A family tree of color spaces
(Stolen with neither malice or remorse from Hunter's book)
As you will see, the culmination of this work came in 1976, with the standardization of the color space called L*a*b*. This is a natural point for Hunter to end his color tree, since this book was published in 1975. How he came to know that L*a*b* would become a standard the year after his book was published is a mystery to me. He must have had some inside information.
L*a*b*, AKA CIELAB , did a good job of capturing the essence of the layout of the Munsell color space. The L* value correlates moderately well with Munsell's "value" axis. The a* and b* values can be translated quite easily into analogs of Munsell's hue and chroma. A mathematician (or an engineer who remembered her math) would be immediately reminded here of the arctangent function.
L*a*b* also came along with a reasonably simple way to express the difference between two colors. If you lay out two colors on a three dimensional grid, you can use a tape measure to determine the distance between two colors. A mathematician (or an engineer who remembered her math) would recognize the Pythagorean theorem in this.
The L*a*b* values are scaled so that one step in any direction corresponds to a "just noticeable difference" in color. This step is referred to as a ΔE (read as delta E). Unfortunately, a ΔE does not do a great job at predicting color difference.

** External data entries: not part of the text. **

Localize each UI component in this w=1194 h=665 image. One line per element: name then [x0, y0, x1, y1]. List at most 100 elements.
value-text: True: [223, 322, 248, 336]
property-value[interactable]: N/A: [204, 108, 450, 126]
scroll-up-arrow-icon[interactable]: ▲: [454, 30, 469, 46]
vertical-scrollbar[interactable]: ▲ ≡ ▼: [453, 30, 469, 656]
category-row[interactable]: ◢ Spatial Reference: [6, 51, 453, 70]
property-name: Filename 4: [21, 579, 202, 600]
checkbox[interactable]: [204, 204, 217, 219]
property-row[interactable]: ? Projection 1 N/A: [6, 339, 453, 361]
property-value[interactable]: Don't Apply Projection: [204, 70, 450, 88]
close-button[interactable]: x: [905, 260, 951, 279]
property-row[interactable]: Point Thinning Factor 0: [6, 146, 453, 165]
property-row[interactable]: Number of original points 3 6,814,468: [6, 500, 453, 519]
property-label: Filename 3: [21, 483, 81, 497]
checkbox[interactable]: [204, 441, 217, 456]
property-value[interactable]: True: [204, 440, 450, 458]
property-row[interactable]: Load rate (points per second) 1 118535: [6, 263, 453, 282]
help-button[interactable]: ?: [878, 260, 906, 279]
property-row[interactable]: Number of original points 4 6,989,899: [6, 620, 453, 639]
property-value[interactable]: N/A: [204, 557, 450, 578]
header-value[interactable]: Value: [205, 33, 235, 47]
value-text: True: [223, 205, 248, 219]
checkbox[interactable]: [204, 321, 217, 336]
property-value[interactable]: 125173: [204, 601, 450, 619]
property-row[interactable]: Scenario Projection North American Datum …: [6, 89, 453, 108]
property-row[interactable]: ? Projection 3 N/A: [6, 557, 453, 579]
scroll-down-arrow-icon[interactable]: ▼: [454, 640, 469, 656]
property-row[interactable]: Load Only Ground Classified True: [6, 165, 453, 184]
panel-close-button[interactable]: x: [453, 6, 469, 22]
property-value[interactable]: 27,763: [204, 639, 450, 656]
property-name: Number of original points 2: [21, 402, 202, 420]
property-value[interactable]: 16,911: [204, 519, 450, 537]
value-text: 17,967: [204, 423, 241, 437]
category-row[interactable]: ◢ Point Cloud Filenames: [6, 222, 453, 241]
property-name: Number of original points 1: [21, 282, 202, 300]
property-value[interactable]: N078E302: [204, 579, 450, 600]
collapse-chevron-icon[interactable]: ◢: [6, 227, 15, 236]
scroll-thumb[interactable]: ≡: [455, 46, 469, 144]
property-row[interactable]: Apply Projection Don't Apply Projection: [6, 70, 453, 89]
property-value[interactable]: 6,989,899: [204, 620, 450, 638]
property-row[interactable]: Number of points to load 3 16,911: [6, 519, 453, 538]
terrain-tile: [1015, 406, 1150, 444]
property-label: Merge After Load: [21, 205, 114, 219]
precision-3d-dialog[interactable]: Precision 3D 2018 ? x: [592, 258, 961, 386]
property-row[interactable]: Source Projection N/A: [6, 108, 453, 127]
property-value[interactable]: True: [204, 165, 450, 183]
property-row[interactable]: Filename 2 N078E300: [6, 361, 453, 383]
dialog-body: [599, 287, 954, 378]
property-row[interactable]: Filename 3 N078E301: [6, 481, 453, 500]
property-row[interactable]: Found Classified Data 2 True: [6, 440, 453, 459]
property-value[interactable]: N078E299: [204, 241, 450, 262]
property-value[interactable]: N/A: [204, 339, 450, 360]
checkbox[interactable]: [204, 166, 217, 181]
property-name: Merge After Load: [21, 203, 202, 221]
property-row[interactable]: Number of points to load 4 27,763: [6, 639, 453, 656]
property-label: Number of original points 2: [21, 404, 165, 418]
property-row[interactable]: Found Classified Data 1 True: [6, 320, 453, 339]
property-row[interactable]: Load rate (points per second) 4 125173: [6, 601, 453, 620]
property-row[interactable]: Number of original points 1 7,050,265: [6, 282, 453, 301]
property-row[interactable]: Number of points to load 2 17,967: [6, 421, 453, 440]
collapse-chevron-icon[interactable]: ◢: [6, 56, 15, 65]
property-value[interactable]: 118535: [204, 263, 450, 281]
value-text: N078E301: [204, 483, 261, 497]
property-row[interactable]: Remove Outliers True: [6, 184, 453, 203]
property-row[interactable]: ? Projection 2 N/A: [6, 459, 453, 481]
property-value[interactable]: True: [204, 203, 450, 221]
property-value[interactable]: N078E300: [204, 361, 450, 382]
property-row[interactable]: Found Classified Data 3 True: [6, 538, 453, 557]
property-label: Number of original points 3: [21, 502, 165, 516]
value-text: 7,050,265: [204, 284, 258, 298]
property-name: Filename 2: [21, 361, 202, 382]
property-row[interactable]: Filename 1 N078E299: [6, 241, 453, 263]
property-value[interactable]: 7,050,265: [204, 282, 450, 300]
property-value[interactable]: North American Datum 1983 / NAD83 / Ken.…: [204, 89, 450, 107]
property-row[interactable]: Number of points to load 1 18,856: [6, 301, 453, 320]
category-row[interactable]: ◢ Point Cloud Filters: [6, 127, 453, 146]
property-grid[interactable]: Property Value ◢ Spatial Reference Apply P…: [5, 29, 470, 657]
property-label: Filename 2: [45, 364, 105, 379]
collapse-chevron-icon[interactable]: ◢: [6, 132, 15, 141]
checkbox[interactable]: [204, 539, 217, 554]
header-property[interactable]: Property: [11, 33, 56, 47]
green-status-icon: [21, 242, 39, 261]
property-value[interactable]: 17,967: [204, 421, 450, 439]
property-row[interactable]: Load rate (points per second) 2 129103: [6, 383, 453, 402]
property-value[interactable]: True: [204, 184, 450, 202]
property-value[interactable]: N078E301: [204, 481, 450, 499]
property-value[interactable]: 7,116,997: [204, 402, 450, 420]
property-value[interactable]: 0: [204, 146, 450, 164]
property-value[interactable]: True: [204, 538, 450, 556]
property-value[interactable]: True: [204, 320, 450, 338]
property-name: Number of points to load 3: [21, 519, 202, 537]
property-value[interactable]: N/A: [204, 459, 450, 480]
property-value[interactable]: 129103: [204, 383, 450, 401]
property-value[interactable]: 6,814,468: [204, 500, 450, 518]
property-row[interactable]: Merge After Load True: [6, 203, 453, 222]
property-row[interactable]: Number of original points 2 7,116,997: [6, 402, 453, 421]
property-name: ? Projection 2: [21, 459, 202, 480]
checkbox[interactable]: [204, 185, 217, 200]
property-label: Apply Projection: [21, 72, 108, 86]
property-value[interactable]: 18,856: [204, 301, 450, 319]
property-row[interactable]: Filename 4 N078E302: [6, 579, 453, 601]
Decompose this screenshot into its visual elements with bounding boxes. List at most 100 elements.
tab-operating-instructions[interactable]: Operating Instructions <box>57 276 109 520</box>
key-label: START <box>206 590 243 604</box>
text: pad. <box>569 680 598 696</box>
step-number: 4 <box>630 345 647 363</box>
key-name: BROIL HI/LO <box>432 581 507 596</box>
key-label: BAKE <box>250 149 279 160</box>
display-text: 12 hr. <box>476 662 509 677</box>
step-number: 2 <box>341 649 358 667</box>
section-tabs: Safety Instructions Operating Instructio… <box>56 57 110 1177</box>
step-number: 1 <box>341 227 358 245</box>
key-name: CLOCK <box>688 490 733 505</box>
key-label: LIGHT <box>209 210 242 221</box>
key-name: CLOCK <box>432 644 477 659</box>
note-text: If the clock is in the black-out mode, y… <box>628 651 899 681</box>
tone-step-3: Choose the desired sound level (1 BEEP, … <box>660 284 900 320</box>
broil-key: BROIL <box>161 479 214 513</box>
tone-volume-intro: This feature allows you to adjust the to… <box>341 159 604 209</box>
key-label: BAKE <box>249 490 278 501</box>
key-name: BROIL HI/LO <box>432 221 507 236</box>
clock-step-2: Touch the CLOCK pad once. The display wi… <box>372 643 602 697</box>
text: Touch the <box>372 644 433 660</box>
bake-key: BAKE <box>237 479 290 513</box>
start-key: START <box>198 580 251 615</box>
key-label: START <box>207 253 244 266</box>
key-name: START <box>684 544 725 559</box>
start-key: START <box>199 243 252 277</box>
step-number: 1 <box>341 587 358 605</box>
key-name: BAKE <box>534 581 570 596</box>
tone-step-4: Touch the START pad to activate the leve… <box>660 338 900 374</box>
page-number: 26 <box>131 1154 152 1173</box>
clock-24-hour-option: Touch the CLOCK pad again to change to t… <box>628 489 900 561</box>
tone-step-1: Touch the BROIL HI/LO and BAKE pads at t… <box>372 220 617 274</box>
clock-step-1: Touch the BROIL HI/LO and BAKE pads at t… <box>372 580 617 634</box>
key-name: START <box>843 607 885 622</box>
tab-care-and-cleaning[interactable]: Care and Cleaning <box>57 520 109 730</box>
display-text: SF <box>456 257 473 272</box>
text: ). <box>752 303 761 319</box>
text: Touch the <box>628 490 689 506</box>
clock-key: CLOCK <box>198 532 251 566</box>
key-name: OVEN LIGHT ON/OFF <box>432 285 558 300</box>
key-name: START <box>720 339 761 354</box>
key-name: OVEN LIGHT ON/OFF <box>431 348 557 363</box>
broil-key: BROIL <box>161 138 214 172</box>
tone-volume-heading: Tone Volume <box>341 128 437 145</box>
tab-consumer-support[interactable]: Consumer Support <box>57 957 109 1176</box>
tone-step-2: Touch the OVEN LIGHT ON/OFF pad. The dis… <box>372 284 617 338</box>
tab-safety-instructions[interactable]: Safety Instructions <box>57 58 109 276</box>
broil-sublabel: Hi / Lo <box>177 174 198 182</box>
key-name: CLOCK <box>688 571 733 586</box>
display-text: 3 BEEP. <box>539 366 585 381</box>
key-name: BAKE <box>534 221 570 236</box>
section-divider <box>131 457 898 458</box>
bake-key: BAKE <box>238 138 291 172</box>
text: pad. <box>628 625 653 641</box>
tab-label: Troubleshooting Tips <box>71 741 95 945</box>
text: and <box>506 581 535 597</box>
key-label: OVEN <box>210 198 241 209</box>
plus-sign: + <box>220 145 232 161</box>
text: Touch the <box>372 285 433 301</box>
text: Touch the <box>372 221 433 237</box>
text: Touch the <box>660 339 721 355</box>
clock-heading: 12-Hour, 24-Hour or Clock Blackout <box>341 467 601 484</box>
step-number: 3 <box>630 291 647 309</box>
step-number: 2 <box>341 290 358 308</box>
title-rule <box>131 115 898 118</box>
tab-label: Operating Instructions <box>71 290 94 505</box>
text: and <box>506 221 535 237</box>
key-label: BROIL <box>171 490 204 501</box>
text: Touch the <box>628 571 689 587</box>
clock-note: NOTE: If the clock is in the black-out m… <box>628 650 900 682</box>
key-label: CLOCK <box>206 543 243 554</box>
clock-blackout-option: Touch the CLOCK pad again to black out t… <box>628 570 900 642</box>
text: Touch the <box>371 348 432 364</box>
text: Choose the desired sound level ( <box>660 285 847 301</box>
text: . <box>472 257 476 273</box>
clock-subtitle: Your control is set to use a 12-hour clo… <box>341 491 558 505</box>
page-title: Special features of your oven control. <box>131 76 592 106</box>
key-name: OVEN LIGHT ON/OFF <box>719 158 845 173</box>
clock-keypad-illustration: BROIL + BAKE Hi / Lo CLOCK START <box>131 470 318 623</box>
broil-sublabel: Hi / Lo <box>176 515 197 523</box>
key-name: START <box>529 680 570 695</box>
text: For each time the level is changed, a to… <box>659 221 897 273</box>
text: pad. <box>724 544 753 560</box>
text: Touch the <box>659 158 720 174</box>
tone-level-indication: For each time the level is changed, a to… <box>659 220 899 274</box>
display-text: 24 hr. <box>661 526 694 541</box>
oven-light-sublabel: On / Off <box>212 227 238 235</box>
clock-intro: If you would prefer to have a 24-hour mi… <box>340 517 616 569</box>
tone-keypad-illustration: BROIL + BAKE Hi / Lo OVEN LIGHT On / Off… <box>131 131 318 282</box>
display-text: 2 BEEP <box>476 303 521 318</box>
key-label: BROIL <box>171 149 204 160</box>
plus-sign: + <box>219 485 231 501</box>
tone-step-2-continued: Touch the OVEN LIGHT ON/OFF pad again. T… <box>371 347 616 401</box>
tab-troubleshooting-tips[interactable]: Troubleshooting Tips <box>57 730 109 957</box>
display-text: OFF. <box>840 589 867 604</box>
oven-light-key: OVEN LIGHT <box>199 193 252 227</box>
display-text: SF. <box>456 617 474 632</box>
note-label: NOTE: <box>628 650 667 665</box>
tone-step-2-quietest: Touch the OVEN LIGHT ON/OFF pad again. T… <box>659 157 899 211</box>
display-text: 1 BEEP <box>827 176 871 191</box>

For example, a step of 5.0 ΔE in the direction of making yellow a more saturated color is just barely noticeable. A step of 0.5 ΔE in any direction around a neutral gray is noticeable.
As another example of the disparity between ΔE and our actual perception of color difference, one brilliant researcher devoted an entire blog post to counting the number of discernible colors. An entire blog post! Can you imagine that?!?!? When counted in L*a*b* space, there were something over 2 million. But the real number is somewhere closer to only 346 thousand.
What was needed is a more accurate way of expressing color difference. That's the topic of the next part in this series.
 I need to be fair here. Albert Munsell was a brilliant man who devoted his life to understanding color, and to teaching kids about color.
 At least that's the way they look on my monitor. Like most computer monitors, mine is not calibrated, so I can't really be sure what the ramps will look like on your monitor!
 Technically, the ellipses are drawn at ten times that threshold of just noticeable difference.
 These are the only correct names for this color space. They are routinely called Lab or CIELab or even LAB. These are all incorrect and naughty. Note that Hunter invented Lab, so it is just plain wrong to call CIELAB by this name. Wrong.